I'm sitting in my office working on a paper I'm writing with Moritz and Thomas.
The foreign cicadas outside my window are making a damn racket, "It's hot! It's hot!" they ululate in unison. Not with the glee that the Korean cicada's have when they ululate about the heat, or with the defeat that lines my tone when I talk to my co-workers about it, but with a sombre, almost religious, ululation. Maybe smug even. Definitely smug.
(There are two main kinds of cicada in Korea. Their designation as 'Korean' and 'foreign' seems to be one of my wife's invention.)
The ululation has broken my concentration. "Ululate this!" I think to the smug insects. Then realising what they are ululating in their insectial chorus, I must concede it: "It's too damned hot."
It is hot. I wonder why I have not put the air conditioning on yet. Probably should have done that when I got into my office.
I look down and see that someone has sweated all over the front of my shirt. I look about, my fingers curled over the ready position of my keyboard, but the only person in my office, sweating or otherwise, is me.
This is what math is like, at its best. You get involved in a problem and become completely unaware of what is going on around you. How did someone get into my office, sweat all over my clothes, and then get out without me knowing about it?
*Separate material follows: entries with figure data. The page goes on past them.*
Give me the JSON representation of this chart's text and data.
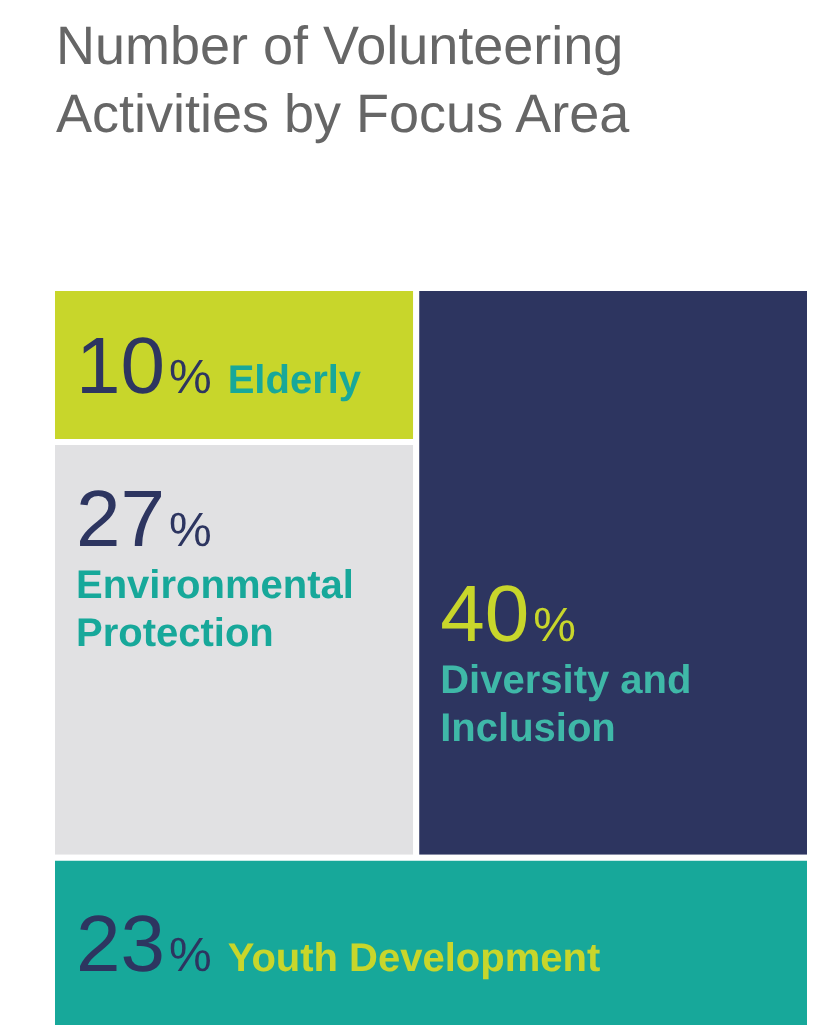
{
  "chart_data": {
    "type": "other",
    "title": "Number of Volunteering Activities by Focus Area",
    "categories": [
      "Elderly",
      "Environmental Protection",
      "Diversity and Inclusion",
      "Youth Development"
    ],
    "values": [
      10,
      27,
      40,
      23
    ],
    "value_labels": [
      "10%",
      "27%",
      "40%",
      "23%"
    ],
    "colors": [
      "#c8d62b",
      "#e1e1e3",
      "#2d3560",
      "#17a89a"
    ]
  }
}
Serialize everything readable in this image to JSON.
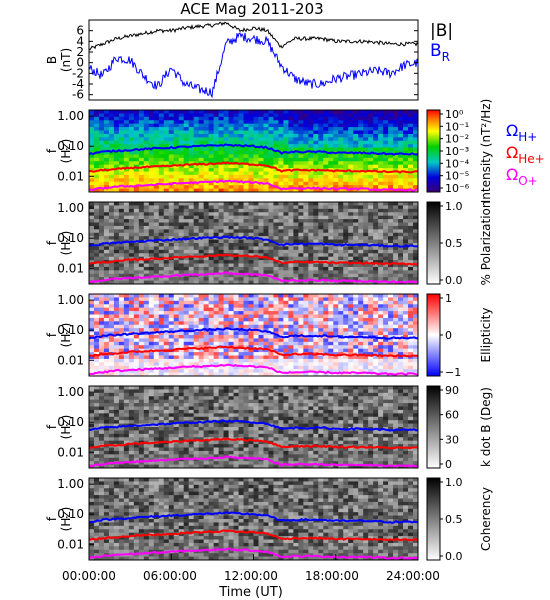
{
  "title": "ACE Mag 2011-203",
  "colors": {
    "blue": "#0000ff",
    "red": "#ff0000",
    "magenta": "#ff00ff",
    "black": "#000000"
  },
  "chart_data": [
    {
      "type": "line",
      "panel": "B",
      "ylabel": "B (nT)",
      "yticks": [
        "6",
        "4",
        "2",
        "0",
        "-2",
        "-4",
        "-6"
      ],
      "ylim": [
        -7,
        8
      ],
      "x": [
        0,
        1,
        2,
        3,
        4,
        5,
        6,
        7,
        8,
        9,
        10,
        11,
        12,
        13,
        14,
        15,
        16,
        17,
        18,
        19,
        20,
        21,
        22,
        23,
        24
      ],
      "series": [
        {
          "name": "|B|",
          "color": "#000000",
          "values": [
            2.5,
            3.5,
            4.5,
            5.0,
            5.5,
            6.0,
            6.0,
            6.5,
            6.8,
            7.0,
            7.5,
            6.0,
            6.5,
            6.0,
            3.0,
            4.5,
            4.5,
            4.5,
            4.0,
            4.0,
            4.0,
            3.8,
            3.5,
            3.5,
            3.5
          ]
        },
        {
          "name": "B_R",
          "color": "#0000ff",
          "values": [
            -1.0,
            -2.5,
            1.0,
            0.5,
            -2.5,
            -4.5,
            -1.0,
            -4.0,
            -5.0,
            -5.5,
            3.5,
            5.0,
            4.5,
            4.0,
            -0.5,
            -3.0,
            -4.0,
            -4.0,
            -3.0,
            -2.5,
            -2.0,
            -1.5,
            -2.0,
            -0.5,
            0.0
          ]
        }
      ],
      "legend": [
        {
          "label": "|B|",
          "color": "#000000"
        },
        {
          "label": "B",
          "sub": "R",
          "color": "#0000ff"
        }
      ]
    },
    {
      "type": "heatmap",
      "panel": "Intensity",
      "ylabel": "f (Hz)",
      "yticks": [
        "1.00",
        "0.10",
        "0.01"
      ],
      "colorbar_label": "Intensity (nT²/Hz)",
      "colorbar_ticks": [
        "10⁰",
        "10⁻¹",
        "10⁻²",
        "10⁻³",
        "10⁻⁴",
        "10⁻⁵",
        "10⁻⁶"
      ],
      "legend": [
        {
          "label": "Ω",
          "sub": "H+",
          "color": "#0000ff"
        },
        {
          "label": "Ω",
          "sub": "He+",
          "color": "#ff0000"
        },
        {
          "label": "Ω",
          "sub": "O+",
          "color": "#ff00ff"
        }
      ]
    },
    {
      "type": "heatmap",
      "panel": "Polarization",
      "ylabel": "f (Hz)",
      "yticks": [
        "1.00",
        "0.10",
        "0.01"
      ],
      "colorbar_label": "% Polarization",
      "colorbar_ticks": [
        "1.0",
        "0.5",
        "0.0"
      ]
    },
    {
      "type": "heatmap",
      "panel": "Ellipticity",
      "ylabel": "f (Hz)",
      "yticks": [
        "1.00",
        "0.10",
        "0.01"
      ],
      "colorbar_label": "Ellipticity",
      "colorbar_ticks": [
        "1",
        "0",
        "−1"
      ]
    },
    {
      "type": "heatmap",
      "panel": "k dot B",
      "ylabel": "f (Hz)",
      "yticks": [
        "1.00",
        "0.10",
        "0.01"
      ],
      "colorbar_label": "k dot B (Deg)",
      "colorbar_ticks": [
        "90",
        "60",
        "30",
        "0"
      ]
    },
    {
      "type": "heatmap",
      "panel": "Coherency",
      "ylabel": "f (Hz)",
      "yticks": [
        "1.00",
        "0.10",
        "0.01"
      ],
      "colorbar_label": "Coherency",
      "colorbar_ticks": [
        "1.0",
        "0.5",
        "0.0"
      ]
    }
  ],
  "gyrofrequencies": {
    "x": [
      0,
      1,
      2,
      3,
      4,
      5,
      6,
      7,
      8,
      9,
      10,
      11,
      12,
      13,
      14,
      15,
      16,
      17,
      18,
      19,
      20,
      21,
      22,
      23,
      24
    ],
    "H+": [
      0.055,
      0.065,
      0.07,
      0.075,
      0.08,
      0.085,
      0.09,
      0.095,
      0.1,
      0.105,
      0.11,
      0.105,
      0.1,
      0.09,
      0.06,
      0.065,
      0.065,
      0.065,
      0.06,
      0.06,
      0.06,
      0.058,
      0.055,
      0.055,
      0.055
    ],
    "He+": [
      0.014,
      0.016,
      0.017,
      0.019,
      0.02,
      0.021,
      0.022,
      0.024,
      0.025,
      0.026,
      0.028,
      0.026,
      0.025,
      0.023,
      0.015,
      0.016,
      0.016,
      0.016,
      0.015,
      0.015,
      0.015,
      0.0145,
      0.014,
      0.014,
      0.014
    ],
    "O+": [
      0.0035,
      0.004,
      0.0045,
      0.0047,
      0.005,
      0.0053,
      0.0056,
      0.006,
      0.0062,
      0.0065,
      0.007,
      0.0065,
      0.0062,
      0.0058,
      0.0038,
      0.004,
      0.004,
      0.004,
      0.0038,
      0.0038,
      0.0038,
      0.0036,
      0.0035,
      0.0035,
      0.0035
    ]
  },
  "xaxis": {
    "label": "Time (UT)",
    "ticks": [
      "00:00:00",
      "06:00:00",
      "12:00:00",
      "18:00:00",
      "24:00:00"
    ],
    "range_hours": [
      0,
      24
    ]
  }
}
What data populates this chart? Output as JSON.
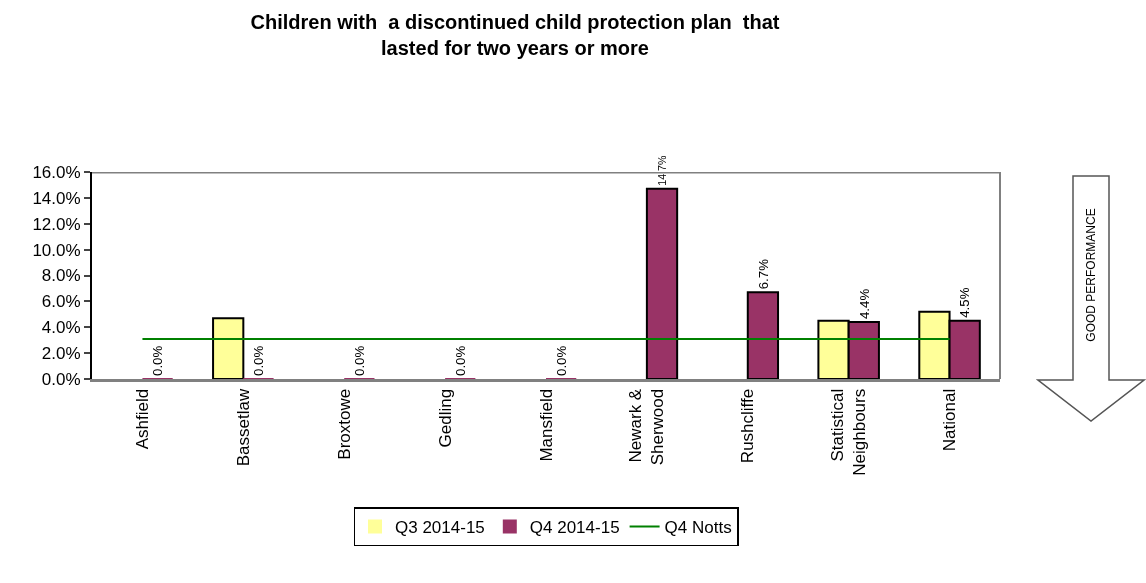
{
  "chart_data": {
    "type": "bar",
    "title": "Children with  a discontinued child protection plan  that\nlasted for two years or more",
    "categories": [
      "Ashfield",
      "Bassetlaw",
      "Broxtowe",
      "Gedling",
      "Mansfield",
      "Newark &\nSherwood",
      "Rushcliffe",
      "Statistical\nNeighbours",
      "National"
    ],
    "series": [
      {
        "name": "Q3 2014-15",
        "color": "#ffff99",
        "values": [
          null,
          4.7,
          null,
          null,
          null,
          null,
          null,
          4.5,
          5.2
        ]
      },
      {
        "name": "Q4 2014-15",
        "color": "#993366",
        "values": [
          0,
          0,
          0,
          0,
          0,
          14.7,
          6.7,
          4.4,
          4.5
        ],
        "value_labels": [
          "0.0%",
          "0.0%",
          "0.0%",
          "0.0%",
          "0.0%",
          "14.7%",
          "6.7%",
          "4.4%",
          "4.5%"
        ]
      },
      {
        "name": "Q4 Notts",
        "type": "line",
        "color": "#008000",
        "values": [
          3.1,
          3.1,
          3.1,
          3.1,
          3.1,
          3.1,
          3.1,
          3.1,
          3.1
        ]
      }
    ],
    "ylim": [
      0,
      16
    ],
    "yticks": [
      {
        "value": 0,
        "label": "0.0%"
      },
      {
        "value": 2,
        "label": "2.0%"
      },
      {
        "value": 4,
        "label": "4.0%"
      },
      {
        "value": 6,
        "label": "6.0%"
      },
      {
        "value": 8,
        "label": "8.0%"
      },
      {
        "value": 10,
        "label": "10.0%"
      },
      {
        "value": 12,
        "label": "12.0%"
      },
      {
        "value": 14,
        "label": "14.0%"
      },
      {
        "value": 16,
        "label": "16.0%"
      }
    ],
    "grid": false,
    "legend": "bottom",
    "marker": "none",
    "line_style": "solid",
    "annotations": [
      "GOOD PERFORMANCE"
    ]
  }
}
And why didn't they just use a towel instead of my shirt.
I go look in the hall for some inconsiderate student sweating all over the place, but it is empty. I put the sign on my door to 'Out of office', then going in, close and lock the door.
I put the air conditioning on, and get back to the paper.
Minutes later, my wife calls, and asks when I'm coming home.
Damn, I think, not believing I've worked right through the day and missed lunch again. Looking at the clock, I see it is only 9:30am.
"It's only 9:30, I say."
The cicadas answer me, reminding me that it is hot, but my wife says nothing.
"But it is Saturday," I realise, "I'll be right home."